The first fresh face through the the quarter-finals was Sweden's Jonas Bjorkman, the conqueror of Stefan Edberg, who defeated Germany's Joern Renzenbrink, 3-6,

6-3, 6-2, 6-7, 6-3.

The women's singles continues to chug along. Oops] A 49mph serve fails to reach the net. Oops again] One timed at 46mph also lands on the server's side. This is Gabriela Sabatini en route to the semi-finals.

The eighth seed speaks of being a better player 'technically' than she was in 1990, when she defeated Steffi Graf here to win her only Grand Slam title, and yet most of her serves continue to have the impact of a duster.

As Gigi Fernandez, her opponent yesterday, said: 'My mother can serve harder than that - the worst part is I was missing the returns.' Which is one of the reasons why Sabatini was able to escape from 0-3 in the second set and survive having her serve broken when serving for the match at 5-4 to win, 6-2, 7-5.

Perhaps Fernandez's mother would have been able to staunch a run of 13 points against her in the opening set and the loss of 14 in a row from 3-0, 40-0 in the second set.
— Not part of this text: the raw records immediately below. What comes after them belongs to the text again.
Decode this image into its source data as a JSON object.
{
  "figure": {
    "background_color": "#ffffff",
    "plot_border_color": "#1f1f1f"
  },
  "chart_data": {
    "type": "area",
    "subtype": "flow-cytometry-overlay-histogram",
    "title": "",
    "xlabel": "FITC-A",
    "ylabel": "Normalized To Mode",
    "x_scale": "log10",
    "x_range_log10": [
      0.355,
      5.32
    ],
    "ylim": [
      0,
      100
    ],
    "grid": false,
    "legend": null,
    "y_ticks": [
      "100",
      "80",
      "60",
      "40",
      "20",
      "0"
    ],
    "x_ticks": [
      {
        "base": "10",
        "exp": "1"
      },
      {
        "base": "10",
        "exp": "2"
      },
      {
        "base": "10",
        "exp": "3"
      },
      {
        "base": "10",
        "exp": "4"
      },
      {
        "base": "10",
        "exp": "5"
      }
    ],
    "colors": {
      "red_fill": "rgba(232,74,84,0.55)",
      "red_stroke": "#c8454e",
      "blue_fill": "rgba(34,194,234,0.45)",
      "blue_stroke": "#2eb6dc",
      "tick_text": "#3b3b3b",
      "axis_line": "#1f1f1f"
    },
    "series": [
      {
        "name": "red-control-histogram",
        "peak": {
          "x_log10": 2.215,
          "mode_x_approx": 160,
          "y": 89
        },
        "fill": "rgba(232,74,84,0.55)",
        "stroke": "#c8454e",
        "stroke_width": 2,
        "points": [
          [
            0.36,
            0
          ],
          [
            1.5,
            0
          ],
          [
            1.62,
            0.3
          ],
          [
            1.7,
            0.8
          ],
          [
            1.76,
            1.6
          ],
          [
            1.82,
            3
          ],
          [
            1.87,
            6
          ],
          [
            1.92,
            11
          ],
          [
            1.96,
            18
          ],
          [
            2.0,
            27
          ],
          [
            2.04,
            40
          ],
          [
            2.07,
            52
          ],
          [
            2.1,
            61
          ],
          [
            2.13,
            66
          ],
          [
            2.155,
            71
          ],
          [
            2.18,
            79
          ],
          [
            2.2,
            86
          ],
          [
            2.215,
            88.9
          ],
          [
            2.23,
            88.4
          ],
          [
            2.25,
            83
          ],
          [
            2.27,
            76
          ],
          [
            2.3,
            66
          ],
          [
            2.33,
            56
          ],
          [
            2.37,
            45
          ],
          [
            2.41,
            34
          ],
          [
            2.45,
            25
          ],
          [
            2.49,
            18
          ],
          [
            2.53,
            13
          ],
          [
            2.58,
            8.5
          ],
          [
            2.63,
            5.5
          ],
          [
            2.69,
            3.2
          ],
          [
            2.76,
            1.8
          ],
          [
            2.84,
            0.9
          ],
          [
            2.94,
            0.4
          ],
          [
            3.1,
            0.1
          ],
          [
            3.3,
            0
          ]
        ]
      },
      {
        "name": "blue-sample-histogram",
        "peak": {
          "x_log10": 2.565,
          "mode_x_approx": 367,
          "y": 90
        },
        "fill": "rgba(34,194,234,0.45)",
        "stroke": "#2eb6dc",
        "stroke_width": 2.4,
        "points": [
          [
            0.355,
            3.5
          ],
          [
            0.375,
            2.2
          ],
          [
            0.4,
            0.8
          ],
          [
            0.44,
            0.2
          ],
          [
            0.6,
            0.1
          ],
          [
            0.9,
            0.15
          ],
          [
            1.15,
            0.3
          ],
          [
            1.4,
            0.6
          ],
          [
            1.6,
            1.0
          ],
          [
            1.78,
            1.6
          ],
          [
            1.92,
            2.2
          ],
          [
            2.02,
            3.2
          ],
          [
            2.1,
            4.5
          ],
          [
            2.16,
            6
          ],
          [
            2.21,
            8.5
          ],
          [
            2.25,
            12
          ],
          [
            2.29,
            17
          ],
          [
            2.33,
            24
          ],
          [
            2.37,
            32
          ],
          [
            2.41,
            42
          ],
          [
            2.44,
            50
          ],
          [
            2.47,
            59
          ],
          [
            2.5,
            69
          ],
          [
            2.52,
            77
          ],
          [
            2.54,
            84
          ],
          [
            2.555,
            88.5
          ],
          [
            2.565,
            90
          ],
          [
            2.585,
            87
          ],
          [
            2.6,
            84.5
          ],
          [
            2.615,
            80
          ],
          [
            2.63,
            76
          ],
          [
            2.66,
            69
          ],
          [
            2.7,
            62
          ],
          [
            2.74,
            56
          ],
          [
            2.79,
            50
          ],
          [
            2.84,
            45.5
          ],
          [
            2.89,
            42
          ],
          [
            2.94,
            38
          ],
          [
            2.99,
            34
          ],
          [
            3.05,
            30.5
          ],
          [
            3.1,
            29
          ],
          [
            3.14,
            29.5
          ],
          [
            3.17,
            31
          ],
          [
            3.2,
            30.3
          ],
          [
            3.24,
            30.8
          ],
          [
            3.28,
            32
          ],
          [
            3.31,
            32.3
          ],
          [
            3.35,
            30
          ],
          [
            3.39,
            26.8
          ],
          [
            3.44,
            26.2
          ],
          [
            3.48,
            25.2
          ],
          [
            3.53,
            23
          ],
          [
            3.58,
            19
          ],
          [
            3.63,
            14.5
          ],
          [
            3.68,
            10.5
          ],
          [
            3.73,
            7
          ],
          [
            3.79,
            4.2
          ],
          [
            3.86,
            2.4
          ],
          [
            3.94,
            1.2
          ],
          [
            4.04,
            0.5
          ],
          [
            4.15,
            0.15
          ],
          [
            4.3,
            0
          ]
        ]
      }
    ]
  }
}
Sabatini now plays Arantxa Sanchez Vicario, the second seed, who has won the French Open since beating the Argentinian, 6-1, 6-2, in the semi-finals of the Australian Open in January.

The Spaniard, who has yet to drop a set, had a comfortable quarter-final against Kimiko Date, of Japan, capitalising on the fifth seed's 39 unforced errors to win,

6-3, 6-0.

Billie Jean King, the former Wimbledon champion, is ready to launch a new women's tour next year to be organised in conjunction with Mark McCormack's International Management Group.